Current policy holds that aggressive information tactics are "to affect adversary decision makers" — not those of friendly or even neutral nations. But proposed revisions to the directive, as quoted by senior officials, would not make adversaries the only targets for carrying out military information operations — abbreviated as "I.O." in the document, which is written in the dense jargon typical of military doctrine.
"In peacetime, I.O. supports national objectives primarily by influencing foreign perceptions and decision-making," the proposal states. "In crises short of hostilities, I.O. can be used as a flexible deterrent option to communicate national interest and demonstrate resolve. In conflict, I.O. can be applied to achieve physical and psychological results in support of military objectives."
Although the defense secretary is among those pushing to come up with a bolder strategy for getting out the American message, he has not yet decided whether the military should take on those responsibilities, the officials said.
There is little dispute over such battlefield tactics as destroying an enemy's radio and television stations. All is considered fair in that kind of war.

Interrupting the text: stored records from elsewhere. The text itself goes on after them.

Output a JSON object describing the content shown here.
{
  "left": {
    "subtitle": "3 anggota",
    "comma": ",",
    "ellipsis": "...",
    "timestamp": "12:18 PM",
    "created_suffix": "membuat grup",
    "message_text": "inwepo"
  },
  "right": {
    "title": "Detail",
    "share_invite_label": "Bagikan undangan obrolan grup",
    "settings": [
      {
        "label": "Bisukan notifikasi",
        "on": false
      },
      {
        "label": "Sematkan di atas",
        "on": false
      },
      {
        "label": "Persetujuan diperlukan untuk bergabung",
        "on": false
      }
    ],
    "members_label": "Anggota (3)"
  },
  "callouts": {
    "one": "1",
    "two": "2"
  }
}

But several senior military officers, some of whom have recently left service, expressed dismay at the concept of assigning the military to wage covert propaganda campaigns in friendly or neutral countries. "Running ops against your allies doesn't work very well," Adm. Dennis C. Blair, a retired commander of American forces in the Pacific, advised Pentagon officials as they began re-examining the classified directive over the summer. "I've seen it tried a few times, and it generally is not very effective."
Those in favor of assigning the military an expanded role argue that no other department is stepping up to the task of countering propaganda from terrorists, who hold no taboo against deception.
They also contend that the Pentagon has the best technological tools for the job, especially in the areas of satellite communications and computer warfare, and that the American military has important interests to protect in some countries, including those where ties with the government are stronger than the affections of the population.
For example, as anti-American sentiment has risen this year in South Korea, intensified recently by the deaths of two schoolgirls who were crushed by an American armored vehicle, some Pentagon officials were prompted to consider ways of influencing Korean public opinion outside of traditional public affairs or community outreach programs, one military official said. No detailed plan has yet emerged.
Those who oppose the military's taking on the job of managing perceptions of America in allied states say it more naturally falls to diplomats and civilians, or even uniformed public affairs specialists. They say that secret operations, if deemed warranted by the president, should be carried out by American intelligence agencies.
In addition, they say, the Pentagon's job of explaining itself through public affairs officers could be tainted by any link to covert information missions. "These allied nations would absolutely object to having the American military attempt to secretly affect communications to their populations," said one State Department official with a long career in overseas public affairs.
Even so, this official conceded: "The State Department can't do it. We're not arranged to do it, and we don't have the money. And U.S.I.A. is broken." He was referring to the United States Information Agency, which was absorbed into the State Department.
One effort to reshape the nation's ability to get its message out was a proposal by Representative Henry J. Hyde, an Illinois Republican who is chairman of the House International Relations Committee. Mr. Hyde is pushing for $255 million to bolster the State Department's public diplomacy effort and reorganize international broadcasting activities.
"If we are to be successful in our broader foreign policy goals," Mr. Hyde said in a statement, "America's effort to engage the peoples of the world must assume a more prominent place in the planning and execution of our foreign policy."